Sharkey, wife of Rick Sharkey, community pastor at Celebration Church in Metairie, La., and doctoral student at the seminary, shared that she has learned that none of the things she has done makes her who she is. “It’s who we are in Christ, not what we do, that matters,” she said.
“We get the cart before the horse.”
She used the parable of the sheep and the goats in Matthew 25 to illustrate. “We’ve all heard sermons that explain this passage by pointing out what we do for the Lord,” she said, referring to Jesus’ reward to the sheep who fed the hungry, clothed the poor and cared for the sick, among other things. “I began to realize, however, that Jesus didn’t separate them for what they did. He separated them by who they were.
“Sheep just do what they do,” she noted.
Reading from 2 Corinthians 5:17-18, Sharkey showed how believers are “new creations in Christ” whose giftedness and purpose come from God.
“It’s very important to understand your spiritual gifts when trying to do certain things to be a good pastor’s wife,” she said. Though she longed for gifts in hospitality, service, and mercy—gifts that she believed any good pastor’s wife should have—she found these gifts were among the lowest when she inventoried her strengths.
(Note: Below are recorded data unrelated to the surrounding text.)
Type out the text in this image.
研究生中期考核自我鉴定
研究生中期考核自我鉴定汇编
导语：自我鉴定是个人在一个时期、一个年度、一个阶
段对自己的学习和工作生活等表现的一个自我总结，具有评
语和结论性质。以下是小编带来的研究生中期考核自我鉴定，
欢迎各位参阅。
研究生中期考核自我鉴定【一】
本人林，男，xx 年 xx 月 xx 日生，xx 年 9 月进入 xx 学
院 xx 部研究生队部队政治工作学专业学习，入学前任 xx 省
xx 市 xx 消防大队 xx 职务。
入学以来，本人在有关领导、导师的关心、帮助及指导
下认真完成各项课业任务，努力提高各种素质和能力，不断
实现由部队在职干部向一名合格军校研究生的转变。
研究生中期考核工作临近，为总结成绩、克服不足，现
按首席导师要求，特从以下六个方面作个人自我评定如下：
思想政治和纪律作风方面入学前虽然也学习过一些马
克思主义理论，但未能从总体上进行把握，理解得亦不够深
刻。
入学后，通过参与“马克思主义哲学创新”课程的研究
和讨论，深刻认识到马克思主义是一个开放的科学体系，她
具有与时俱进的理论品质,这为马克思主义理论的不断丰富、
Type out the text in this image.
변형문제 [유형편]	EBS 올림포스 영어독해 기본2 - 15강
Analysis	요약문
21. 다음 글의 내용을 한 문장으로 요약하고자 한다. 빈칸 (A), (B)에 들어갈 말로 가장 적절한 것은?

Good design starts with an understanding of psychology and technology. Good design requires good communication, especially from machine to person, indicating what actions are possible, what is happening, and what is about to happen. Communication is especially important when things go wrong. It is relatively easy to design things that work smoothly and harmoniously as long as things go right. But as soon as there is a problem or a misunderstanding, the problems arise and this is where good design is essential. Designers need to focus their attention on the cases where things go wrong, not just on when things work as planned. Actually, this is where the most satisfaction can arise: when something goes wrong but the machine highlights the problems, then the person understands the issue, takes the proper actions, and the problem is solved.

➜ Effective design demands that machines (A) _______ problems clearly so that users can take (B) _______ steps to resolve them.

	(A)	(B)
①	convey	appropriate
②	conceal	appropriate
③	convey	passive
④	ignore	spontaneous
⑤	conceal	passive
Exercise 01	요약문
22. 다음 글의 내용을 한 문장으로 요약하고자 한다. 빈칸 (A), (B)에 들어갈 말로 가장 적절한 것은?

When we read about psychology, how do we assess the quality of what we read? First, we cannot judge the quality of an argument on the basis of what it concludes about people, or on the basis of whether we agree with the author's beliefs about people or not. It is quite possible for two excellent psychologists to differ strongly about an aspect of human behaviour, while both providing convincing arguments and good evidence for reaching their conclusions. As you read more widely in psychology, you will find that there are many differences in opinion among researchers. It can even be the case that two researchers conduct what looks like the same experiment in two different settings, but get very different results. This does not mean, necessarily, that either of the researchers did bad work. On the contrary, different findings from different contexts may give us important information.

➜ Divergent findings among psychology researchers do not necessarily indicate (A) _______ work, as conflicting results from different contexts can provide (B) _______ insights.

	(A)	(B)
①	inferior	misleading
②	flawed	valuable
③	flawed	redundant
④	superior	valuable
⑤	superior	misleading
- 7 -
She tried “growing things and sewing things” and imitating others’ gifts in those areas, she said, explaining her frustration. As she kept scoring higher on prophesy, teaching, and leadership on spiritual gift inventories, she learned that God had a particular plan for her life that matched her unique giftedness and personality.
“God will use you like he won’t use anyone else. Where the Spirit of the Lord is, there is liberty,” she reminded the audience.
“It is being and not doing,” she emphasized. “I can’t live up to being that ‘pastor’s wife.’ I just need to be me.”
She concluded, “It’s not what you would do for Jesus, but what Jesus is doing through you.”